The result is a potent, almost hallucinatory novel that leaves the reader with a devastating understanding of the terrible human costs of slavery. It possesses the chilling, matter-of-fact power of the slave narratives collected by the Federal Writers’ Project in the 1930s, with echoes of Toni Morrison’s “Beloved,” Victor Hugo’s “Les Misérables” and Ralph Ellison’s “Invisible Man,” and with brush strokes borrowed from Jorge Luis Borges, Franz Kafka and Jonathan Swift.


もちろん着想だけで書いた本ではなくリサーチもしっかりしているそうです。奴隷の体験や語り口についてはWorks Progress Administration (WPA)の調査を参考にしたそうです。

Born in Slavery: Slave Narratives from the Federal Writers' Project, 1936-1938 contains more than 2,300 first-person accounts of slavery and 500 black-and-white photographs of former slaves. These narratives were collected in the 1930s as part of the Federal Writers' Project of the Works Progress Administration (WPA) and assembled and microfilmed in 1941 as the seventeen-volume Slave Narratives: A Folk History of Slavery in the United States from Interviews with Former Slaves. This online collection is a joint presentation of the Manuscript and Prints and Photographs Divisions of the Library of Congress and includes more than 200 photographs from the Prints and Photographs Division that are now made available to the public for the first time. Born in Slavery was made possible by a major gift from the Citigroup Foundation.

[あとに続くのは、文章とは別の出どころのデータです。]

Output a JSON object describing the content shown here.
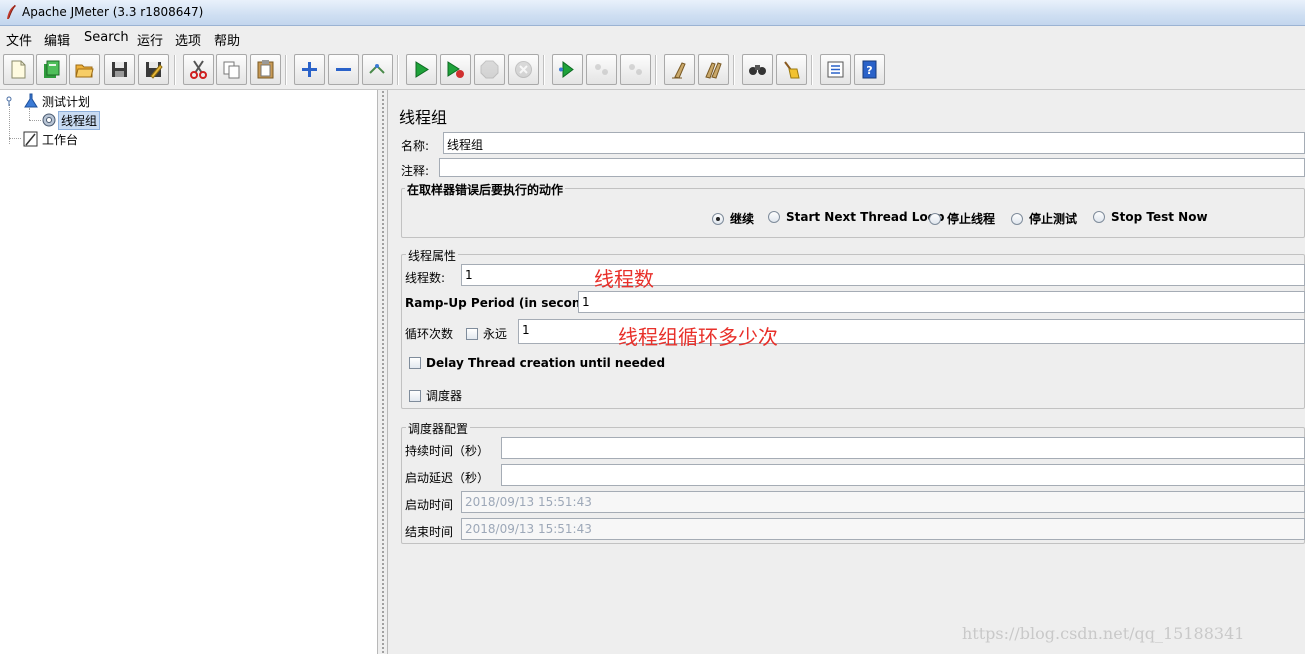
{
  "window": {
    "title": "Apache JMeter (3.3 r1808647)"
  },
  "menubar": {
    "items": [
      "文件",
      "编辑",
      "Search",
      "运行",
      "选项",
      "帮助"
    ]
  },
  "toolbar": {
    "buttons": [
      {
        "icon": "new-icon"
      },
      {
        "icon": "templates-icon"
      },
      {
        "icon": "open-icon"
      },
      {
        "icon": "save-icon"
      },
      {
        "icon": "revert-icon"
      },
      {
        "icon": "cut-icon"
      },
      {
        "icon": "copy-icon"
      },
      {
        "icon": "paste-icon"
      },
      {
        "icon": "expand-icon"
      },
      {
        "icon": "collapse-icon"
      },
      {
        "icon": "toggle-icon"
      },
      {
        "icon": "start-icon"
      },
      {
        "icon": "start-no-pause-icon"
      },
      {
        "icon": "stop-icon"
      },
      {
        "icon": "shutdown-icon"
      },
      {
        "icon": "remote-start-icon"
      },
      {
        "icon": "remote-stop-icon"
      },
      {
        "icon": "remote-shutdown-icon"
      },
      {
        "icon": "clear-icon"
      },
      {
        "icon": "clear-all-icon"
      },
      {
        "icon": "search-icon"
      },
      {
        "icon": "reset-search-icon"
      },
      {
        "icon": "function-helper-icon"
      },
      {
        "icon": "help-icon"
      }
    ]
  },
  "tree": {
    "nodes": [
      {
        "label": "测试计划",
        "icon": "test-plan-icon"
      },
      {
        "label": "线程组",
        "icon": "thread-group-icon",
        "selected": true
      },
      {
        "label": "工作台",
        "icon": "workbench-icon"
      }
    ]
  },
  "main": {
    "panel_title": "线程组",
    "name_label": "名称:",
    "name_value": "线程组",
    "comment_label": "注释:",
    "comment_value": "",
    "error_action": {
      "legend": "在取样器错误后要执行的动作",
      "options": [
        "继续",
        "Start Next Thread Loop",
        "停止线程",
        "停止测试",
        "Stop Test Now"
      ],
      "selected": "继续"
    },
    "thread_props": {
      "legend": "线程属性",
      "threads_label": "线程数:",
      "threads_value": "1",
      "rampup_label": "Ramp-Up Period (in seconds):",
      "rampup_value": "1",
      "loop_label": "循环次数",
      "forever_label": "永远",
      "forever_checked": false,
      "loop_value": "1",
      "delay_label": "Delay Thread creation until needed",
      "delay_checked": false,
      "scheduler_label": "调度器",
      "scheduler_checked": false
    },
    "scheduler_config": {
      "legend": "调度器配置",
      "duration_label": "持续时间（秒）",
      "duration_value": "",
      "startup_delay_label": "启动延迟（秒）",
      "startup_delay_value": "",
      "start_time_label": "启动时间",
      "start_time_value": "2018/09/13 15:51:43",
      "end_time_label": "结束时间",
      "end_time_value": "2018/09/13 15:51:43"
    },
    "annotations": {
      "threads": "线程数",
      "loop": "线程组循环多少次"
    }
  },
  "watermark": "https://blog.csdn.net/qq_15188341",
  "colors": {
    "annotation": "#e8302a",
    "selection": "#c9dcf3"
  }
}
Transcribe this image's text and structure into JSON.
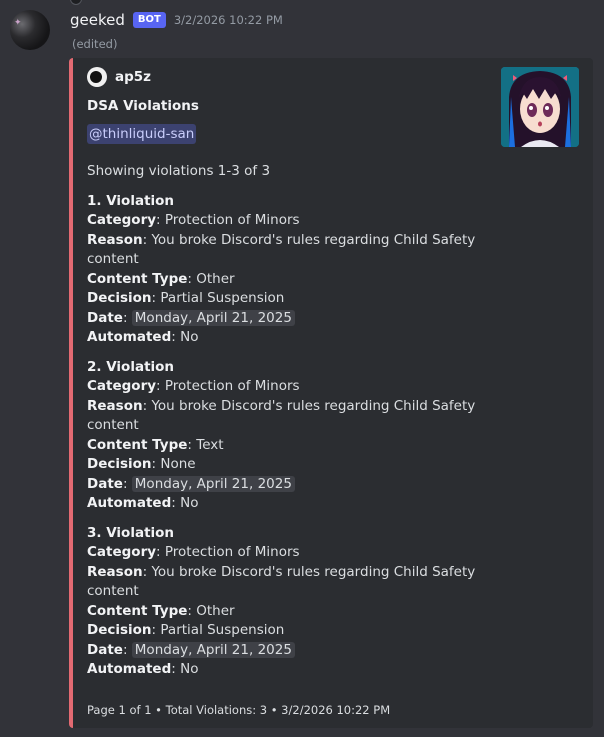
{
  "message": {
    "username": "geeked",
    "bot_tag": "BOT",
    "timestamp": "3/2/2026 10:22 PM",
    "edited": "(edited)"
  },
  "embed": {
    "accent_color": "#e36a72",
    "author": "ap5z",
    "title": "DSA Violations",
    "mention": "@thinliquid-san",
    "showing": "Showing violations 1-3 of 3",
    "labels": {
      "category": "Category",
      "reason": "Reason",
      "content_type": "Content Type",
      "decision": "Decision",
      "date": "Date",
      "automated": "Automated"
    },
    "violations": [
      {
        "heading": "1. Violation",
        "category": "Protection of Minors",
        "reason_1": "You broke Discord's rules regarding Child Safety",
        "reason_2": "content",
        "content_type": "Other",
        "decision": "Partial Suspension",
        "date": "Monday, April 21, 2025",
        "automated": "No"
      },
      {
        "heading": "2. Violation",
        "category": "Protection of Minors",
        "reason_1": "You broke Discord's rules regarding Child Safety",
        "reason_2": "content",
        "content_type": "Text",
        "decision": "None",
        "date": "Monday, April 21, 2025",
        "automated": "No"
      },
      {
        "heading": "3. Violation",
        "category": "Protection of Minors",
        "reason_1": "You broke Discord's rules regarding Child Safety",
        "reason_2": "content",
        "content_type": "Other",
        "decision": "Partial Suspension",
        "date": "Monday, April 21, 2025",
        "automated": "No"
      }
    ],
    "footer": "Page 1 of 1 • Total Violations: 3 • 3/2/2026 10:22 PM"
  }
}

さらに今週のTIMEにもインタビューが載っていました。

6 Questions for Colson Whitehead, Author of The Underground Railroad
Radhika Jones Aug. 11, 2016

colson-whitehead-underground-railroad
Erik Tanner for TIME
The author of The Underground Railroad, Oprah’s new book-club pick, talks about making fiction from history’s great atrocity.

How did this story come to you?
I was thinking how, when you’re a kid, you think the Underground Railroad is a literal railroad. It was the year 2000. I was finishing up John Henry Days. I didn’t feel like doing another research-heavy book. Slavery is such a huge topic–I didn’t feel up for it emotionally. Every couple of years I would go back to the idea and look at my page of notes and maybe add a line.


若いときにマッカーサー「天才」奨励金をもらったことに触れている部分です。

You were the winner of a MacArthur “genius” grant at a young age. Did it feel like a gift or a burden?
It was great. Obviously genius is in quotes and ironic. But I didn’t have a lot of money. It allowed me to put a down payment on a house. It enabled me to be confident enough to think, Oh, maybe I can start having a family because we’re not going to be starving for five years. And also, it gave me license–you’re on the right path, keep doing it.


最後のit gave me license–you’re on the right path, keep doing itについては資格取得についても言えるのではと思いました。資格で結果が出ている勉強方法には自信を持っていいのではと思います。

いきなりこういう本は厳しいかもしれませんが、自分の嗜好が決まらない人はとりあえず流行しているものに乗っかるのもアリではないでしょうか。早く読み終わってレビューできるといいのですが。。。